By the end of this book, you will not only have a good understanding of ReactJS but will also have built your very own responsive frontend applications from scratch.

Publication date:
April 2016
Publisher
Packt
Pages
280
ISBN
9781785289644

 

Chapter 1. Getting Started with React

Web development has seen a huge advent of Single Page Application (SPA) in the past couple of years. Early development was simple—reload a complete page to perform a change in the display or perform a user action. The problem with this was a huge round-trip time for the complete request to reach the web server and back to the client.

Then came AJAX, which sent a request to the server, and could update parts of the page without reloading the current page. Moving in the same direction, we saw the emergence of the SPAs.

Wrapping up the heavy frontend content and delivering it to the client browser just once, while maintaining a small channel for communication with the server based on any event; this is usually complemented by thin API on the web server.

The growth in such apps has been complemented by JavaScript libraries and frameworks such as Ext JS, KnockoutJS, BackboneJS, AngularJS, EmberJS, and more recently, React and Polymer.

Let's take a look at how React fits in this ecosystem and get introduced to it in this chapter.

In this chapter, we will cover the following topics:

  • What is React and why do we use React?

  • Data flows in the component

  • Component displays the view based on state of the component

  • Component defines display of the view, irrespective of data contained, thus reducing the dependency and complexity of state for display

  • User interactions may change state of component from handlers

  • Components are reused and re-rendered

 

What is React?


ReactJS tries to solve the problem from the View layer. It can very well be defined and used as the V in any of the MVC frameworks. It's not opinionated about how it should be used. It creates abstract representations of views. It breaks down parts of the view in the Components. These components encompass both the logic to handle the display of view and the view itself. It can contain data that it uses to render the state of the app.

To avoid complexity of interactions and subsequent render processing required, React does a full render of the application. It maintains a simple flow of work.

React is founded on the idea that DOM manipulation is an expensive operation and should be minimized. It also recognizes that optimizing DOM manipulation by hand will result in a lot of boilerplate code, which is error-prone, boring, and repetitive.

React solves this by giving the developer a virtual DOM to render to instead of the actual DOM. It finds difference between the real DOM and virtual DOM and conducts the minimum number of DOM operations required to achieve the new state.

React is also declarative. When the data changes, React conceptually hits the refresh button and knows to only update the changed parts.

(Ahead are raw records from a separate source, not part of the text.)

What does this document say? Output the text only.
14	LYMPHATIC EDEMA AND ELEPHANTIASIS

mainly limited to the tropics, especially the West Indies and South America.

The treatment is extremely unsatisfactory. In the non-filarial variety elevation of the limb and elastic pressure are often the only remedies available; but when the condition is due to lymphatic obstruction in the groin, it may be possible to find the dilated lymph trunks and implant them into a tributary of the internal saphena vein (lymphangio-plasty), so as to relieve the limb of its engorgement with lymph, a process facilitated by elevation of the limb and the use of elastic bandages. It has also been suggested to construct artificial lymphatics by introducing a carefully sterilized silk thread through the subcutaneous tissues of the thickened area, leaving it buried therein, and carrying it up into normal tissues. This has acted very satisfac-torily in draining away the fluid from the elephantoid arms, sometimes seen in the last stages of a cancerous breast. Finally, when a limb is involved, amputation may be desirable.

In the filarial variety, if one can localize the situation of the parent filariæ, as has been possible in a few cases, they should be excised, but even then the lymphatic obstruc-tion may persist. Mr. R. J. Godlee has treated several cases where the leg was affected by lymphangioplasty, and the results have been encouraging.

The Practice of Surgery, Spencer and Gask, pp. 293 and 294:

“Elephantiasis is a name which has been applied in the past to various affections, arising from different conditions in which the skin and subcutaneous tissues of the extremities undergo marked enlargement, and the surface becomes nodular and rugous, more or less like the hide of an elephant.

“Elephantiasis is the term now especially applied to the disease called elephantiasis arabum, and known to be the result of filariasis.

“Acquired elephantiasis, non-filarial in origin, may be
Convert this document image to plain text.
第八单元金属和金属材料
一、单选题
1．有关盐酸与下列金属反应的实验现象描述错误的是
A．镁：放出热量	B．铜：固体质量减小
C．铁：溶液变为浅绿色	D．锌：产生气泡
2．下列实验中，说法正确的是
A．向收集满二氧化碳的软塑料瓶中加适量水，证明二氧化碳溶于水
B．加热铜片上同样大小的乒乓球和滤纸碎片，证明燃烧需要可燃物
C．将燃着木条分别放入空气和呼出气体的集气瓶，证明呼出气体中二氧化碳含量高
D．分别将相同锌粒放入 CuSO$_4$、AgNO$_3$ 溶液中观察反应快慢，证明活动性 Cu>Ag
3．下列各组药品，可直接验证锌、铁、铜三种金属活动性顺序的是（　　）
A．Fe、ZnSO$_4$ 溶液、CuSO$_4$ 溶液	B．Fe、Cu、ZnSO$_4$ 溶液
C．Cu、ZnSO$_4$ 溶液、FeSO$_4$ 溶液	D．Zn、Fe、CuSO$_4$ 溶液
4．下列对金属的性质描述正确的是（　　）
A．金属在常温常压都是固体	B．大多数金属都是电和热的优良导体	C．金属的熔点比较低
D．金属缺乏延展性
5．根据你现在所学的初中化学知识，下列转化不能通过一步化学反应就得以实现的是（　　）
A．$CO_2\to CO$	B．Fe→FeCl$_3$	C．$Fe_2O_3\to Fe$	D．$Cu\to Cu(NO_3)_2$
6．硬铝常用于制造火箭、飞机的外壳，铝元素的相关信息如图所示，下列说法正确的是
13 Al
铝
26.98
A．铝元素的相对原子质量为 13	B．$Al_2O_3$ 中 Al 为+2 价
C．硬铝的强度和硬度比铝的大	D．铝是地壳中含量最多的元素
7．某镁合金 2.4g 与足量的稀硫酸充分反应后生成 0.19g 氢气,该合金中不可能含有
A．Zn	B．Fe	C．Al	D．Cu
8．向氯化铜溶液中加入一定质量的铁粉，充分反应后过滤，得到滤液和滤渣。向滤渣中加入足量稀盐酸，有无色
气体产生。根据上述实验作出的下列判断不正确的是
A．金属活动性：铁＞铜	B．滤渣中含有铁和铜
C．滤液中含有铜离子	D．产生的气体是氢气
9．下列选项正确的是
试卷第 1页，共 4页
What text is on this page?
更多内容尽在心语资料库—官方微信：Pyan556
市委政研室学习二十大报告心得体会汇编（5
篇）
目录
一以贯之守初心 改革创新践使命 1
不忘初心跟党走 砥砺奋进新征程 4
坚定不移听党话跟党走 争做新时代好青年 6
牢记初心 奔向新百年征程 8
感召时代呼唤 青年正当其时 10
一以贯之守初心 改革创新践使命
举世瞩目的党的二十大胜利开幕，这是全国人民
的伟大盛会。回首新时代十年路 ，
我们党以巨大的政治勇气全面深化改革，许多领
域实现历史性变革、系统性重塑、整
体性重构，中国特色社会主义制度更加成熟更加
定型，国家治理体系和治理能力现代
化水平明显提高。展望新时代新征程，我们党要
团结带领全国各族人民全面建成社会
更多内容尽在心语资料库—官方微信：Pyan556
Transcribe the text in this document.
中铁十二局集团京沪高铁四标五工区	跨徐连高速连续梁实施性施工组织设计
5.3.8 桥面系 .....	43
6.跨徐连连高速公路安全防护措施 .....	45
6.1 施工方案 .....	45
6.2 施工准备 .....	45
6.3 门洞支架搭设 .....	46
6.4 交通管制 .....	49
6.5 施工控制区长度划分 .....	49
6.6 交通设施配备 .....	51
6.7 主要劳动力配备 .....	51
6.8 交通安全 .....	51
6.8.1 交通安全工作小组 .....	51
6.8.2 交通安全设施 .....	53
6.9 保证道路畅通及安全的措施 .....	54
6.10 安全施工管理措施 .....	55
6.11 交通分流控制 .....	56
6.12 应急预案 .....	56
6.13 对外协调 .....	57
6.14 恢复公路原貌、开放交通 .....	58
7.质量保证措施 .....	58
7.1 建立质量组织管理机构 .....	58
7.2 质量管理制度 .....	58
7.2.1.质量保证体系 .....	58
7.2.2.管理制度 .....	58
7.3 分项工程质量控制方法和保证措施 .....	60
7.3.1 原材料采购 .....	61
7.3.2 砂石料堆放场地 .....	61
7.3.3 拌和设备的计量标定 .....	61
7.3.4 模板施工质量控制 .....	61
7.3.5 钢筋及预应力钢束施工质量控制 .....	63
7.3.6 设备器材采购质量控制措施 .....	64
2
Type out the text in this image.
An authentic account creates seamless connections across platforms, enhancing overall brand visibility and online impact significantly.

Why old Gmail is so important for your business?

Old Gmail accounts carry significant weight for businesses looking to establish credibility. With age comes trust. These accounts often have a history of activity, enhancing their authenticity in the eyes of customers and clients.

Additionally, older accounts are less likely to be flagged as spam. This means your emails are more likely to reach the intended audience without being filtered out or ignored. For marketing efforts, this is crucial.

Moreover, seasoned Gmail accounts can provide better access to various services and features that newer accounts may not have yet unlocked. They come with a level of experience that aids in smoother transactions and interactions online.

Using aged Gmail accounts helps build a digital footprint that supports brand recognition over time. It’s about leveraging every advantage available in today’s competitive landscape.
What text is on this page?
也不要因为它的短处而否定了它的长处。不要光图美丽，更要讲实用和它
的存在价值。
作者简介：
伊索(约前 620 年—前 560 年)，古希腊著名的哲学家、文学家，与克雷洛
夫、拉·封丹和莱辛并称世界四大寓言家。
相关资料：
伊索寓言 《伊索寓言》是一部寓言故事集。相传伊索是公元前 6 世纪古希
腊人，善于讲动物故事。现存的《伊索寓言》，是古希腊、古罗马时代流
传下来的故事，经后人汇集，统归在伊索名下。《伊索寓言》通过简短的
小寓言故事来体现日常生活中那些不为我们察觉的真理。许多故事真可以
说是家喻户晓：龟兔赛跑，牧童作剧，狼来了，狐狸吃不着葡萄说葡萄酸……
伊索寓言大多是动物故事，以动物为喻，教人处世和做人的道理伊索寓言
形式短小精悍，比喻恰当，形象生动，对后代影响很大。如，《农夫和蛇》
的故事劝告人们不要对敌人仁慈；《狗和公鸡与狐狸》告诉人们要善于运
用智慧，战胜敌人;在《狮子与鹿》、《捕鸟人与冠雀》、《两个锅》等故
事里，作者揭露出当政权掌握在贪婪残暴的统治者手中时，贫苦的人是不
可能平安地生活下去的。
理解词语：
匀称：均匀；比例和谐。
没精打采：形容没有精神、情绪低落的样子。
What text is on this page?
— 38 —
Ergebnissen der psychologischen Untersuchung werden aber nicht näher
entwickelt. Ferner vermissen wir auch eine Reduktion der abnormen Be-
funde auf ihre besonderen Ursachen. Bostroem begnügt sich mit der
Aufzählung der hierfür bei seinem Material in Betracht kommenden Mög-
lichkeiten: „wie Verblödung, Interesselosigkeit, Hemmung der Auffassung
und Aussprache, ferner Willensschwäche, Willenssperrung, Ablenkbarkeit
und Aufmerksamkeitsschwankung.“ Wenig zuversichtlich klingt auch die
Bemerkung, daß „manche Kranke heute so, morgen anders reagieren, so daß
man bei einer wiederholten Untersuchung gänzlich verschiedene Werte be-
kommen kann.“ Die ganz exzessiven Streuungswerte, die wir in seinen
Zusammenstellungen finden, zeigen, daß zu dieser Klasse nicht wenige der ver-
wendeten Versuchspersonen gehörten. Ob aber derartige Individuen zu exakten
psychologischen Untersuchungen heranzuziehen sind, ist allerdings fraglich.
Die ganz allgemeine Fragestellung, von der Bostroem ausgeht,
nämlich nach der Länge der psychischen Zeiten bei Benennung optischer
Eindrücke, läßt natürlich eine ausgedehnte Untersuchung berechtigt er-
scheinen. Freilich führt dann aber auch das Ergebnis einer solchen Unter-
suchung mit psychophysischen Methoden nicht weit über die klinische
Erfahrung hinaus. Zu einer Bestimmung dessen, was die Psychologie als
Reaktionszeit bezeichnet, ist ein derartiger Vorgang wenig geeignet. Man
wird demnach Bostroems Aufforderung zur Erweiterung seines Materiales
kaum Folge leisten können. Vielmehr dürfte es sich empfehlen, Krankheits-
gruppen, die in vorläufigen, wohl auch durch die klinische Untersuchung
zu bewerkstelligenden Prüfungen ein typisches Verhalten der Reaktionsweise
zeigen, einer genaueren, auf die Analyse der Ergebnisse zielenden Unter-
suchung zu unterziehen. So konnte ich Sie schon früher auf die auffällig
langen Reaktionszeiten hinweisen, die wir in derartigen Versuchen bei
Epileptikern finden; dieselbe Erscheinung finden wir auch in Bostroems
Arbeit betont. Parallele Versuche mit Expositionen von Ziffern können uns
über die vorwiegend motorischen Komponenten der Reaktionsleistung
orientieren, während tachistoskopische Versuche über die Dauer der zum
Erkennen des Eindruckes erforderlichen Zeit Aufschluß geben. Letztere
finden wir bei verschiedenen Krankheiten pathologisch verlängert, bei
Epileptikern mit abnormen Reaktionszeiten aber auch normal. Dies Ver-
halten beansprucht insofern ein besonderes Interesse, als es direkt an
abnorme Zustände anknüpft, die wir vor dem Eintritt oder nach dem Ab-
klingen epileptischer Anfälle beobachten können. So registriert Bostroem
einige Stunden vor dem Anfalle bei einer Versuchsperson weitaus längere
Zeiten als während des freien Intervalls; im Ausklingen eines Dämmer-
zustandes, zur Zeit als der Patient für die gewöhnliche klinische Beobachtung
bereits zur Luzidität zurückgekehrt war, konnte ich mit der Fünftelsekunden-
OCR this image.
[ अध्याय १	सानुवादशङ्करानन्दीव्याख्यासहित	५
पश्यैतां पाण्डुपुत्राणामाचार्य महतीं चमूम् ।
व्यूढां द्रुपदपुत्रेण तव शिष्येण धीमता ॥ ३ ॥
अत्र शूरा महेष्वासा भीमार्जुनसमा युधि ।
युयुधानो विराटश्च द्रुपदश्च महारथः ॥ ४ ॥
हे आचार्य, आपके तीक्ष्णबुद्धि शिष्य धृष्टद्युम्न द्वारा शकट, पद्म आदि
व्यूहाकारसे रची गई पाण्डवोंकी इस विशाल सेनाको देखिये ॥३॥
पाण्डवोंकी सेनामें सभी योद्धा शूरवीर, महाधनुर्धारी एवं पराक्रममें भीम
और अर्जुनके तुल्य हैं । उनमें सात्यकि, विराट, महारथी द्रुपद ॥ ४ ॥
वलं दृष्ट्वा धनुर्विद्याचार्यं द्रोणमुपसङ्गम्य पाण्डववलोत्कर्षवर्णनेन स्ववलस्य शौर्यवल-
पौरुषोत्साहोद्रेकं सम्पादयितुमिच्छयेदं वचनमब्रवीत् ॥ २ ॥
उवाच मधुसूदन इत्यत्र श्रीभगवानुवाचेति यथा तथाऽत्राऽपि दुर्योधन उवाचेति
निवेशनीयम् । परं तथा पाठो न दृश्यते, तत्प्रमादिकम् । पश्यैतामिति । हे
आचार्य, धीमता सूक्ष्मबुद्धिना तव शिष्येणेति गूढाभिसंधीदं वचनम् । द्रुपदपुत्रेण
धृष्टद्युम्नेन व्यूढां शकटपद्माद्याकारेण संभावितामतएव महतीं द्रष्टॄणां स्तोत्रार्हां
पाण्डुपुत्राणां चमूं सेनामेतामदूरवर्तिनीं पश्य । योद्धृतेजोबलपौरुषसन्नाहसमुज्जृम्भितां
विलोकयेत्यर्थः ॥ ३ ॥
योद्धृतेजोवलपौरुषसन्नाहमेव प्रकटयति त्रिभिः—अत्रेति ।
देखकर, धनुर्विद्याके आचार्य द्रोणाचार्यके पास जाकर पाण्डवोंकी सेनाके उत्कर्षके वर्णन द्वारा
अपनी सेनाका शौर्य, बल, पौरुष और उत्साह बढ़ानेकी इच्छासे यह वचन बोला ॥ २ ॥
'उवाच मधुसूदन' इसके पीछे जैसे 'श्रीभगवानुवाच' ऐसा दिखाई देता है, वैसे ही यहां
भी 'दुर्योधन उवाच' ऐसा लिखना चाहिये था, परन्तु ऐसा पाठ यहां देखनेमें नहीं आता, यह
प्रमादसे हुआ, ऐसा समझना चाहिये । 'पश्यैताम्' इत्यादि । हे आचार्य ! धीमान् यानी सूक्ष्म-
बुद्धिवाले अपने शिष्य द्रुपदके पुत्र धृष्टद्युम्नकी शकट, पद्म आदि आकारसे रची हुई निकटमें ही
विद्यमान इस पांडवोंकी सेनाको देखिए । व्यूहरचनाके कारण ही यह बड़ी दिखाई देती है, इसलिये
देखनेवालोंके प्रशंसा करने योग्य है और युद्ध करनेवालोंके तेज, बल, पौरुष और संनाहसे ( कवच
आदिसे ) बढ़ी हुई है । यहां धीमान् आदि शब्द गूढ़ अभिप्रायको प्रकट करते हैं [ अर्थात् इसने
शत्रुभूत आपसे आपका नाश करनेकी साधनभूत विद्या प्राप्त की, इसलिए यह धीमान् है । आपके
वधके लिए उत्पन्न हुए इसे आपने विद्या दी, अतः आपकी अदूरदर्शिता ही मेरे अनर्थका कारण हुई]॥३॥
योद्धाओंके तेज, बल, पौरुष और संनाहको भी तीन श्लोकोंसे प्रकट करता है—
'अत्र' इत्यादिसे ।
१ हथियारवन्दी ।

This simple flow of data, coupled with dead simple display logic, makes development with ReactJS straightforward and simple to understand.

Who uses React? If you've used any of the services such as Facebook, Instagram, Netflix, Alibaba, Yahoo, E-Bay, Khan-Academy, AirBnB, Sony, and Atlassian, you've already come across and used React on the Web.

In just under a year, React has seen adoption from major Internet companies in their core products.

In its first-ever conference, React also announced the development of React Native. React Native allows the development of mobile applications using React. It transpiles React code to the native application code, such as Objective-C for iOS applications.

At the time of writing this, Facebook already uses React Native in its Groups and Ads Manager app.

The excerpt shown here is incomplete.